One thing lacking in the Queen’s Speech is any detail about the future of the eastern leg of HS2. I hope that the Minister will agree that, if we are to—in the phrase used in the Speech—“build back better” through our transport industries, HS2, particularly its eastern leg, will properly be built. However, I fear that what will happen is what we are seeing at present. The Treasury, which, I suspect, is not madly enthusiastic about the prospect of HS2, will tinker at the edges. We are seeing that tinkering at present—a platform less at Euston; rather than one Bill to take the eastern leg forward towards Leeds and beyond, two or three short Bills for short stretches of HS2. Do we never learn? When it is eventually built, as I hope it will be, it will therefore cost far more than building it in one swoop, which would be the intelligent way forward. We never seem to learn that lesson. Teams with experience in electrification and railway building are continually disbanded and reformed. We then wonder why, in the case of the Great Western electrification, the posts and masts cost more to install than previous electrification schemes in this country and certainly far more than such schemes in other parts of the world.

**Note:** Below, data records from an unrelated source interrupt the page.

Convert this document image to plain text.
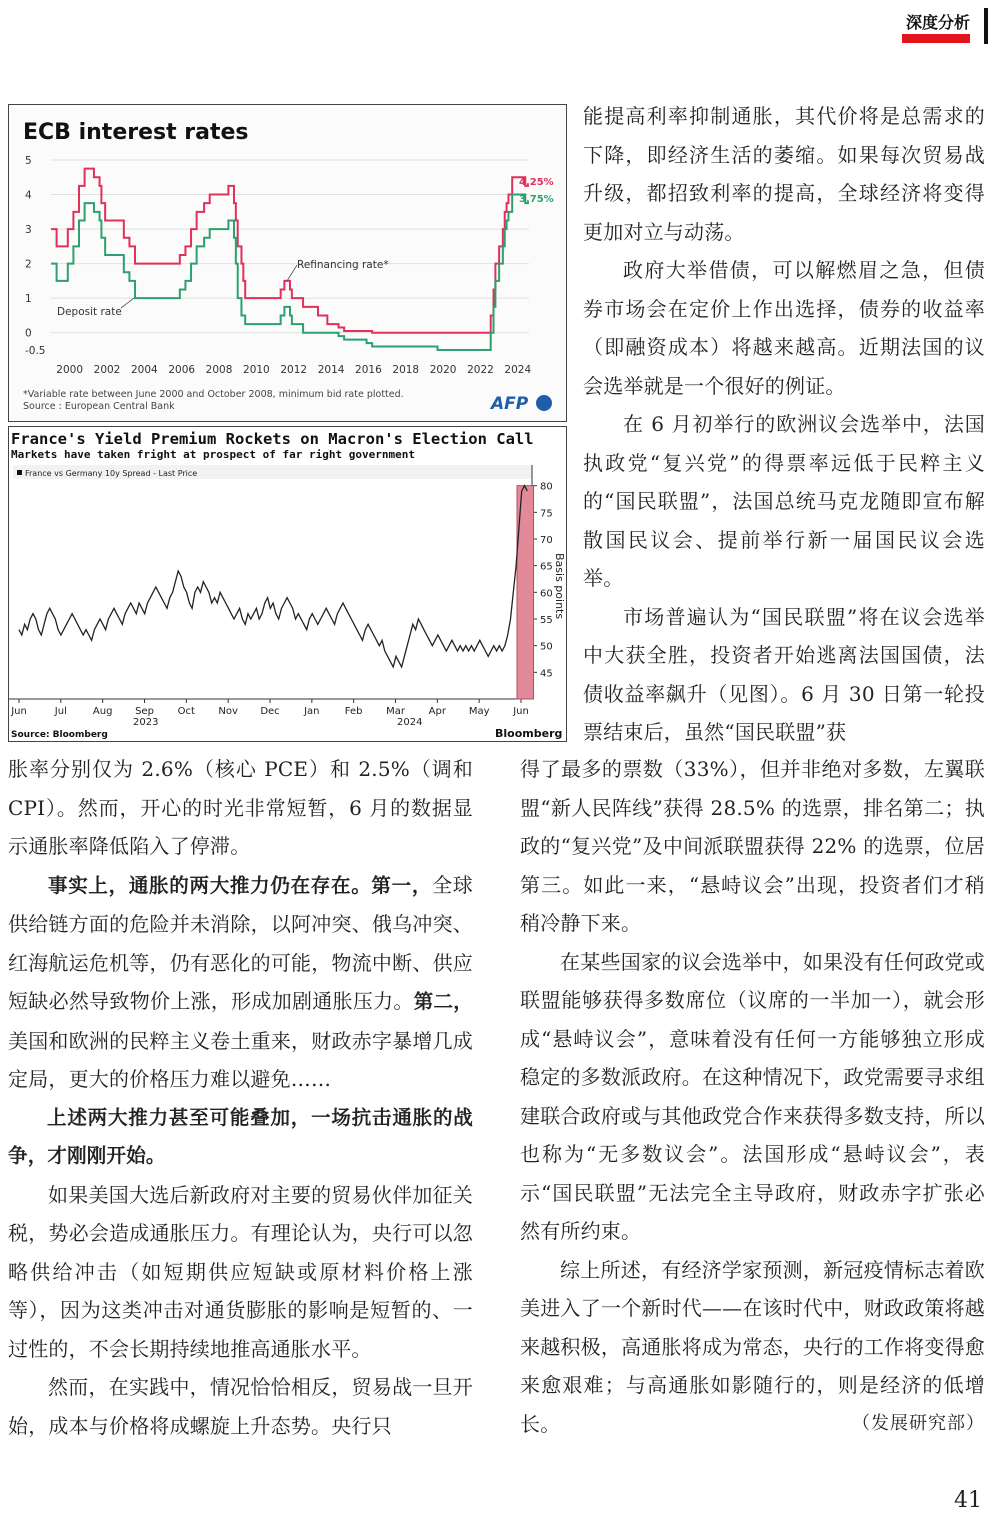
深度分析
ECB interest rates
5
4
3
2
1
0
-0.5
2000 2002 2004 2006 2008 2010 2012 2014 2016 2018 2020 2022 2024
Deposit rate
Refinancing rate*
4.25%
3.75%
*Variable rate between June 2000 and October 2008, minimum bid rate plotted.
Source : European Central Bank	AFP
France's Yield Premium Rockets on Macron's Election Call
Markets have taken fright at prospect of far right government
France vs Germany 10y Spread - Last Price
80
75
70
65
60
55
50
45
Jun	Jul	Aug Sep Oct Nov Dec Jan	Feb Mar Apr May Jun
Basis points
2023	2024
Source: Bloomberg	Bloomberg

能提高利率抑制通胀，其代价将是总需求的下降，即经济生活的萎缩。如果每次贸易战升级，都招致利率的提高，全球经济将变得更加对立与动荡。

政府大举借债，可以解燃眉之急，但债券市场会在定价上作出选择，债券的收益率（即融资成本）将越来越高。近期法国的议会选举就是一个很好的例证。

在 6 月初举行的欧洲议会选举中，法国执政党“复兴党”的得票率远低于民粹主义的“国民联盟”，法国总统马克龙随即宣布解散国民议会、提前举行新一届国民议会选举。

市场普遍认为“国民联盟”将在议会选举中大获全胜，投资者开始逃离法国国债，法债收益率飙升（见图）。6 月 30 日第一轮投票结束后，虽然“国民联盟”获

胀率分别仅为 2.6%（核心 PCE）和 2.5%（调和 CPI）。然而，开心的时光非常短暂，6 月的数据显示通胀率降低陷入了停滞。

事实上，通胀的两大推力仍在存在。第一，全球供给链方面的危险并未消除，以阿冲突、俄乌冲突、红海航运危机等，仍有恶化的可能，物流中断、供应短缺必然导致物价上涨，形成加剧通胀压力。第二，美国和欧洲的民粹主义卷土重来，财政赤字暴增几成定局，更大的价格压力难以避免……

上述两大推力甚至可能叠加，一场抗击通胀的战争，才刚刚开始。

如果美国大选后新政府对主要的贸易伙伴加征关税，势必会造成通胀压力。有理论认为，央行可以忽略供给冲击（如短期供应短缺或原材料价格上涨等），因为这类冲击对通货膨胀的影响是短暂的、一过性的，不会长期持续地推高通胀水平。

然而，在实践中，情况恰恰相反，贸易战一旦开始，成本与价格将成螺旋上升态势。央行只

得了最多的票数（33%），但并非绝对多数，左翼联盟“新人民阵线”获得 28.5% 的选票，排名第二；执政的“复兴党”及中间派联盟获得 22% 的选票，位居第三。如此一来，“悬峙议会”出现，投资者们才稍稍冷静下来。

在某些国家的议会选举中，如果没有任何政党或联盟能够获得多数席位（议席的一半加一），就会形成“悬峙议会”，意味着没有任何一方能够独立形成稳定的多数派政府。在这种情况下，政党需要寻求组建联合政府或与其他政党合作来获得多数支持，所以也称为“无多数议会”。法国形成“悬峙议会”，表示“国民联盟”无法完全主导政府，财政赤字扩张必然有所约束。

综上所述，有经济学家预测，新冠疫情标志着欧美进入了一个新时代——在该时代中，财政政策将越来越积极，高通胀将成为常态，央行的工作将变得愈来愈艰难；与高通胀如影随行的，则是经济的低增长。	（发展研究部）

41
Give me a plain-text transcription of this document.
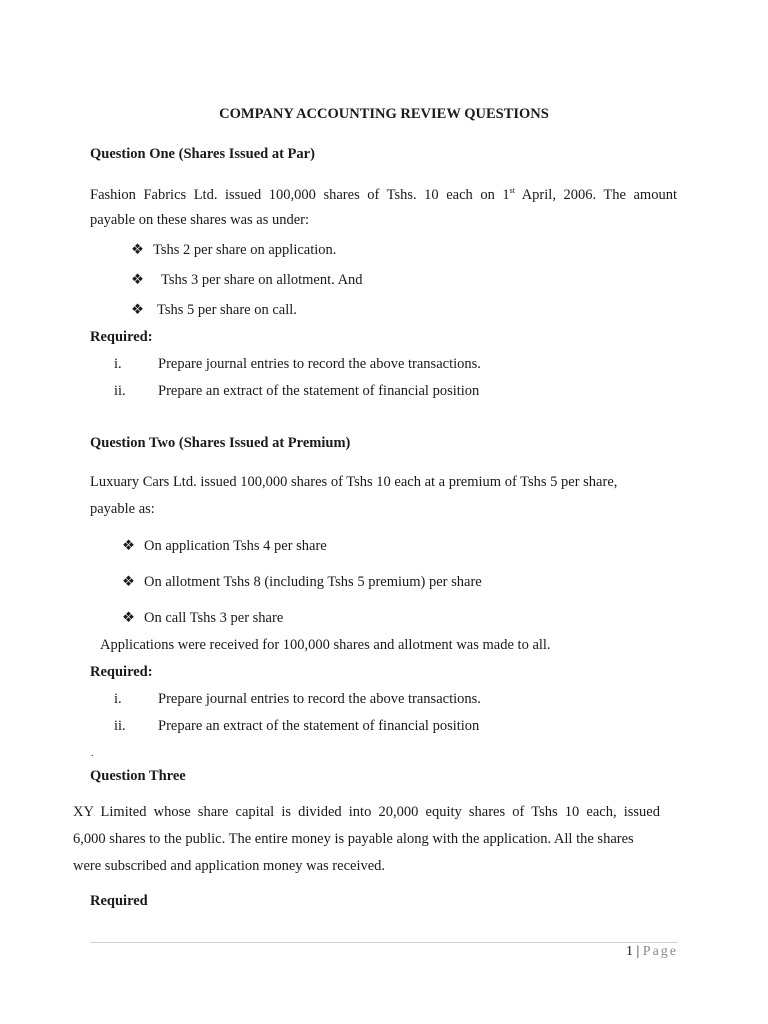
COMPANY ACCOUNTING REVIEW QUESTIONS
Question One (Shares Issued at Par)
Fashion Fabrics Ltd. issued 100,000 shares of Tshs. 10 each on 1st April, 2006. The amount
payable on these shares was as under:
❖ Tshs 2 per share on application.
❖ Tshs 3 per share on allotment. And
❖ Tshs 5 per share on call.
Required:
i.	Prepare journal entries to record the above transactions.
ii. Prepare an extract of the statement of financial position
Question Two (Shares Issued at Premium)
Luxuary Cars Ltd. issued 100,000 shares of Tshs 10 each at a premium of Tshs 5 per share,
payable as:
❖ On application Tshs 4 per share
❖ On allotment Tshs 8 (including Tshs 5 premium) per share
❖ On call Tshs 3 per share
Applications were received for 100,000 shares and allotment was made to all.
Required:
i.	Prepare journal entries to record the above transactions.
ii. Prepare an extract of the statement of financial position
.
Question Three
XY Limited whose share capital is divided into 20,000 equity shares of Tshs 10 each, issued
6,000 shares to the public. The entire money is payable along with the application. All the shares
were subscribed and application money was received.
Required
1 | Page
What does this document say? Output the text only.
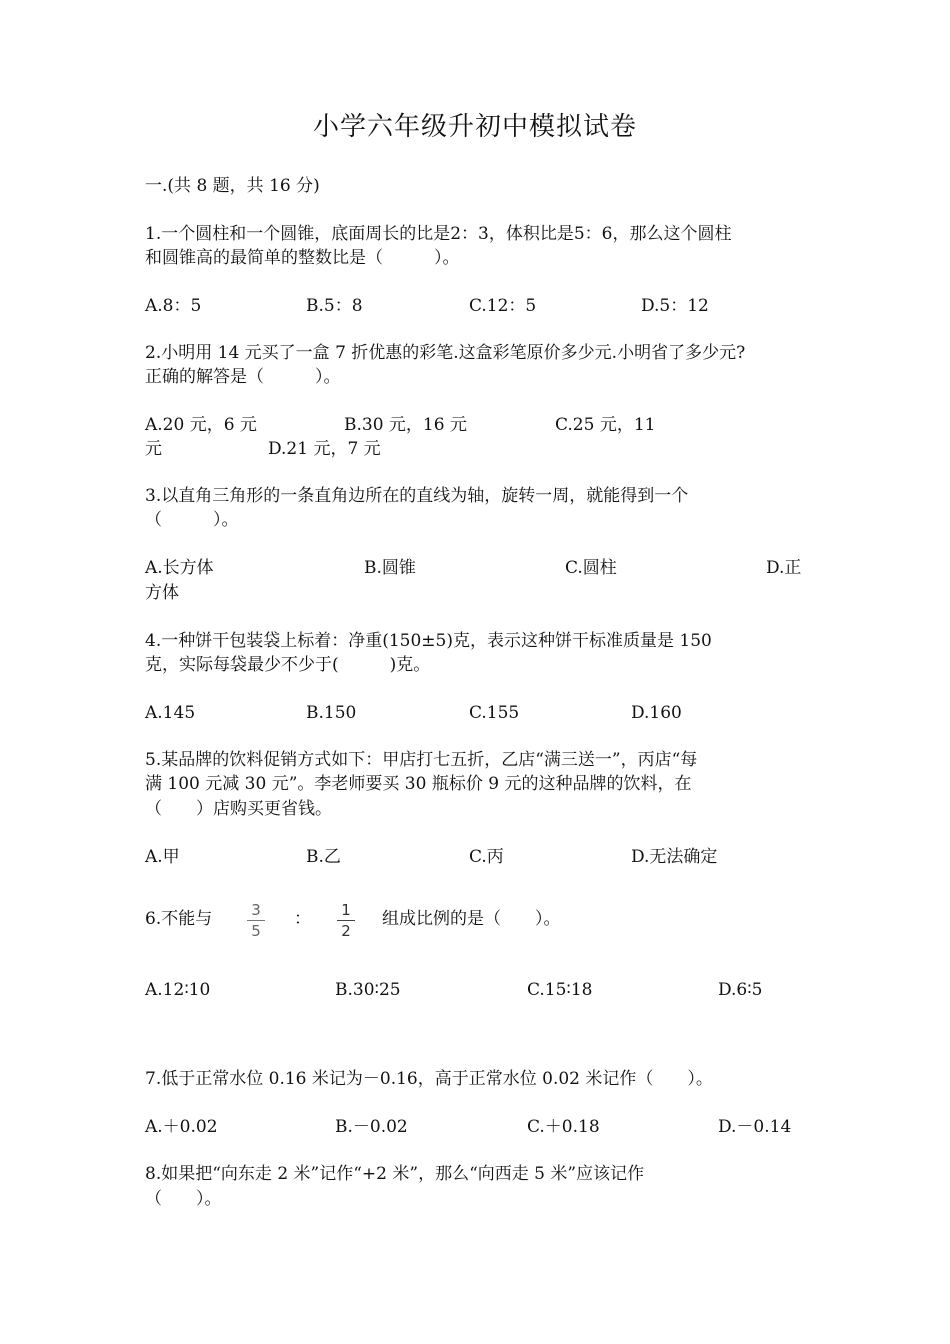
小学六年级升初中模拟试卷
一.(共 8 题，共 16 分)
1.一个圆柱和一个圆锥，底面周长的比是2：3，体积比是5：6，那么这个圆柱
和圆锥高的最简单的整数比是（　　　）。
A.8：5	B.5：8	C.12：5	D.5：12
2.小明用 14 元买了一盒 7 折优惠的彩笔.这盒彩笔原价多少元.小明省了多少元?
正确的解答是（　　　）。
A.20 元，6 元	B.30 元，16 元	C.25 元，11
元	D.21 元，7 元
3.以直角三角形的一条直角边所在的直线为轴，旋转一周，就能得到一个
（　　　）。
A.长方体	B.圆锥	C.圆柱	D.正
方体
4.一种饼干包装袋上标着：净重(150±5)克，表示这种饼干标准质量是 150
克，实际每袋最少不少于(　　　)克。
A.145	B.150	C.155	D.160
5.某品牌的饮料促销方式如下：甲店打七五折，乙店“满三送一”，丙店“每
满 100 元减 30 元”。李老师要买 30 瓶标价 9 元的这种品牌的饮料，在
（　　）店购买更省钱。
A.甲	B.乙	C.丙	D.无法确定
6.不能与	3
5
：	1
2
组成比例的是（　　）。
A.12∶10	B.30∶25	C.15∶18	D.6∶5
7.低于正常水位 0.16 米记为－0.16，高于正常水位 0.02 米记作（　　）。
A.＋0.02	B.－0.02	C.＋0.18	D.－0.14
8.如果把“向东走 2 米”记作“+2 米”，那么“向西走 5 米”应该记作
（　　）。
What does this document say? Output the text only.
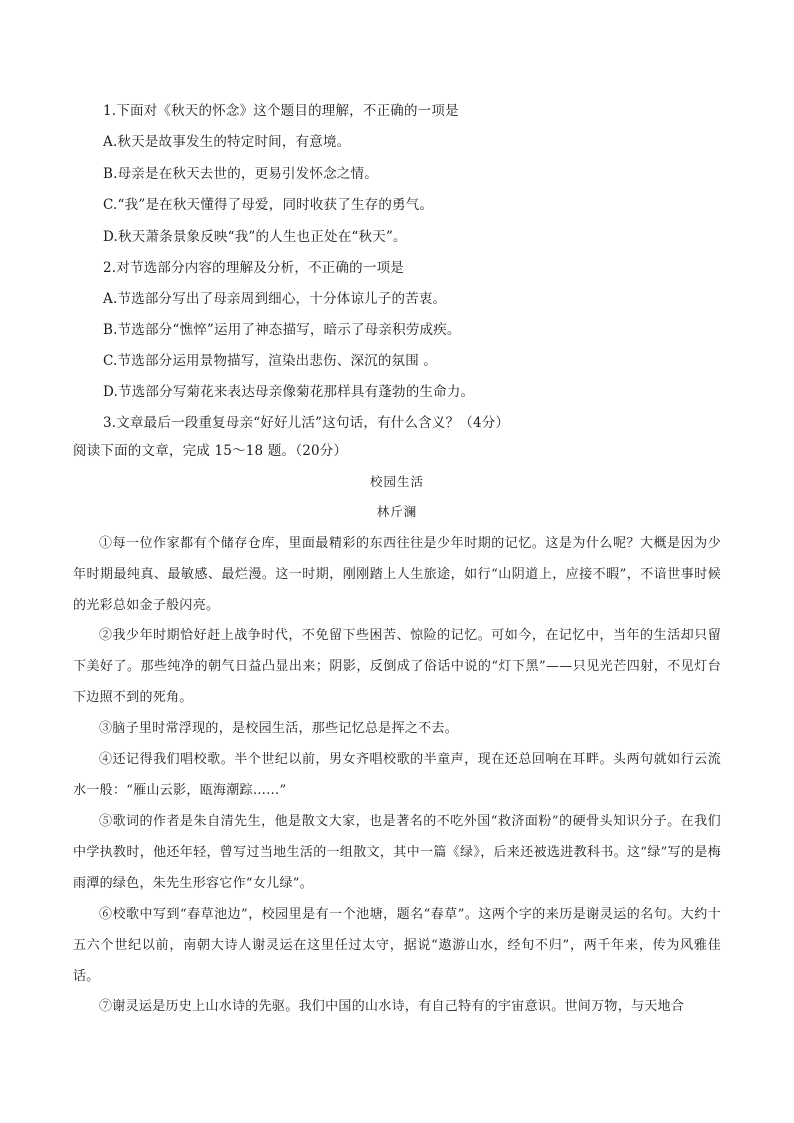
1.下面对《秋天的怀念》这个题目的理解，不正确的一项是
A.秋天是故事发生的特定时间，有意境。
B.母亲是在秋天去世的，更易引发怀念之情。
C.“我”是在秋天懂得了母爱，同时收获了生存的勇气。
D.秋天萧条景象反映“我”的人生也正处在“秋天”。
2.对节选部分内容的理解及分析，不正确的一项是
A.节选部分写出了母亲周到细心，十分体谅儿子的苦衷。
B.节选部分“憔悴”运用了神态描写，暗示了母亲积劳成疾。
C.节选部分运用景物描写，渲染出悲伤、深沉的氛围 。
D.节选部分写菊花来表达母亲像菊花那样具有蓬勃的生命力。
3.文章最后一段重复母亲“好好儿活”这句话，有什么含义？（4分）
阅读下面的文章，完成 15～18 题。（20分）
校园生活
林斤澜
①每一位作家都有个储存仓库，里面最精彩的东西往往是少年时期的记忆。这是为什么呢？大概是因为少年时期最纯真、最敏感、最烂漫。这一时期，刚刚踏上人生旅途，如行“山阴道上，应接不暇”，不谙世事时候的光彩总如金子般闪亮。
②我少年时期恰好赶上战争时代，不免留下些困苦、惊险的记忆。可如今，在记忆中，当年的生活却只留下美好了。那些纯净的朝气日益凸显出来；阴影，反倒成了俗话中说的“灯下黑”——只见光芒四射，不见灯台下边照不到的死角。
③脑子里时常浮现的，是校园生活，那些记忆总是挥之不去。
④还记得我们唱校歌。半个世纪以前，男女齐唱校歌的半童声，现在还总回响在耳畔。头两句就如行云流水一般：“雁山云影，瓯海潮踪……”
⑤歌词的作者是朱自清先生，他是散文大家，也是著名的不吃外国“救济面粉”的硬骨头知识分子。在我们中学执教时，他还年轻，曾写过当地生活的一组散文，其中一篇《绿》，后来还被选进教科书。这“绿”写的是梅雨潭的绿色，朱先生形容它作“女儿绿”。
⑥校歌中写到“春草池边”，校园里是有一个池塘，题名“春草”。这两个字的来历是谢灵运的名句。大约十五六个世纪以前，南朝大诗人谢灵运在这里任过太守，据说“遨游山水，经旬不归”，两千年来，传为风雅佳话。
⑦谢灵运是历史上山水诗的先驱。我们中国的山水诗，有自己特有的宇宙意识。世间万物，与天地合
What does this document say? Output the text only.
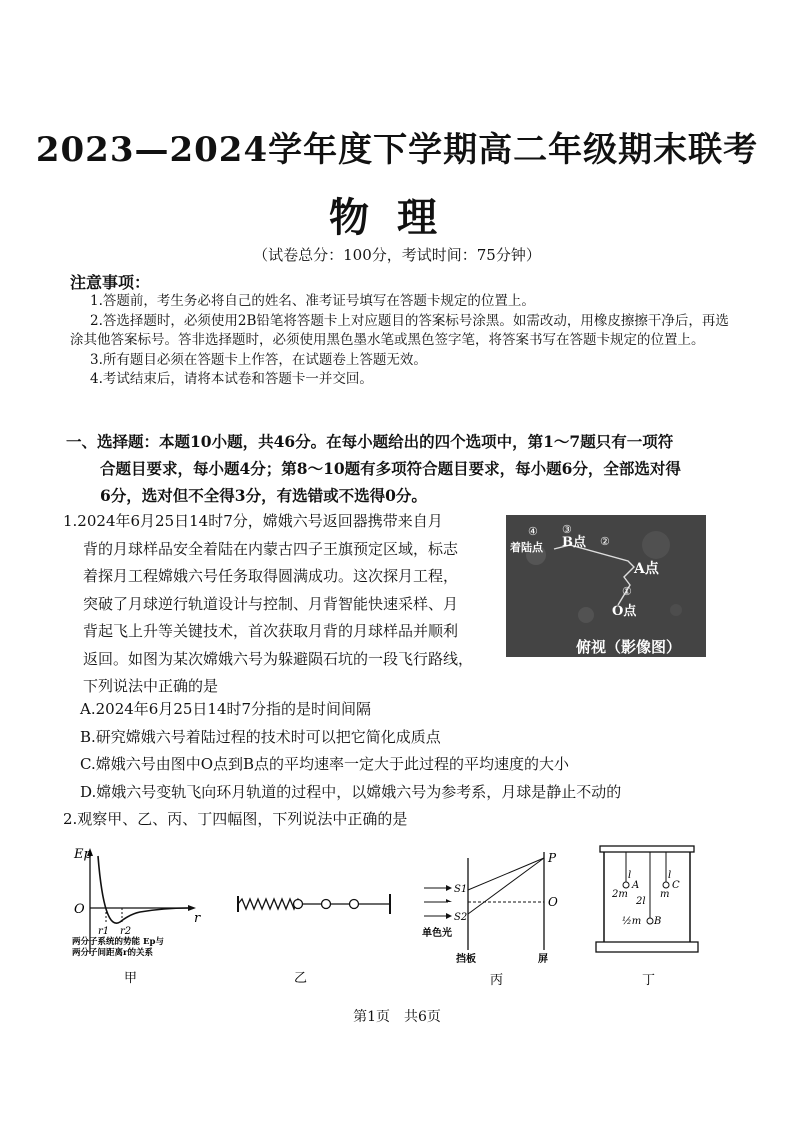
2023—2024学年度下学期高二年级期末联考
物理
（试卷总分：100分，考试时间：75分钟）
注意事项：

1.答题前，考生务必将自己的姓名、准考证号填写在答题卡规定的位置上。

2.答选择题时，必须使用2B铅笔将答题卡上对应题目的答案标号涂黑。如需改动，用橡皮擦擦干净后，再选涂其他答案标号。答非选择题时，必须使用黑色墨水笔或黑色签字笔，将答案书写在答题卡规定的位置上。

3.所有题目必须在答题卡上作答，在试题卷上答题无效。

4.考试结束后，请将本试卷和答题卡一并交回。

一、选择题：本题10小题，共46分。在每小题给出的四个选项中，第1～7题只有一项符
合题目要求，每小题4分；第8～10题有多项符合题目要求，每小题6分，全部选对得
6分，选对但不全得3分，有选错或不选得0分。
1.2024年6月25日14时7分，嫦娥六号返回器携带来自月
背的月球样品安全着陆在内蒙古四子王旗预定区域，标志
着探月工程嫦娥六号任务取得圆满成功。这次探月工程，
突破了月球逆行轨道设计与控制、月背智能快速采样、月
背起飞上升等关键技术，首次获取月背的月球样品并顺利
返回。如图为某次嫦娥六号为躲避陨石坑的一段飞行路线，
下列说法中正确的是
着陆点
④ ③
B点 ②
A点
①
O点
俯视（影像图）
A.2024年6月25日14时7分指的是时间间隔
B.研究嫦娥六号着陆过程的技术时可以把它简化成质点
C.嫦娥六号由图中O点到B点的平均速率一定大于此过程的平均速度的大小
D.嫦娥六号变轨飞向环月轨道的过程中，以嫦娥六号为参考系，月球是静止不动的
2.观察甲、乙、丙、丁四幅图，下列说法中正确的是
Ep
O
r
r1 r2
两分子系统的势能 Ep与
两分子间距离r的关系
甲	乙
S1
S2
P
O
单色光
挡板	屏
丙
l
A
2m
2l
l
C
m
½m B
丁
第1页　共6页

I also look forward to seeing the Williams report’s findings on fares. I did a random exercise this morning. An elderly gentleman, with a senior citizen’s railcard, who is not used to travelling by rail, might decide to travel from Solihull to London Marylebone. This non-regular traveller would find 15 different tickets between the two stations. If he wanted a single ticket, he would have a choice of paying between £7.90 to £100.80. He would be unlikely to pay £100.80, but it is a listed single fare between Solihull and London. If he decided to come back, he would have 16 different fares, varying from £21.80 to £124.60. I think that is crackers and I suspect that most other people who look at the railway fare structure think so too.
If he decided to travel on different trains he would pay different fares, which is why there are so many. If he decided to come back in the rush hour it would cost him more, but if he came back before 4 pm he would get a cheaper fare. That is provided he stuck to Chiltern Railways, which is the operator between Solihull and London Marylebone. If he decided to use the west coast main line and came back on an Avanti train, which has the franchise for that line, he would find that the rush hour leaving Euston starts at 3 pm, although if he got the underground to London Marylebone it does not start until 4 pm. This sort of lunacy has gone on for far too long and the Government really ought to do something about it.
It is not just the fares and HS2. There are lots of other aspects of our railway industry that the Government ought to look at, such as the electrification of the Midland main line. Are we going to get the go-ahead from Corby? Good luck to the people in Corby; it is remarkable that we are going to provide a half-hourly electric train service to London from Corby, a town that did not have any railway at all 30 years ago, because it was closed down. Yet cities such as Sheffield, Leicester, Nottingham and Derby are to be served only by diesel or bi-mode trains. It is lunacy and I hope that the Government can do something about it.
While I welcome some aspects of the Queen’s Speech, there is a long way to go.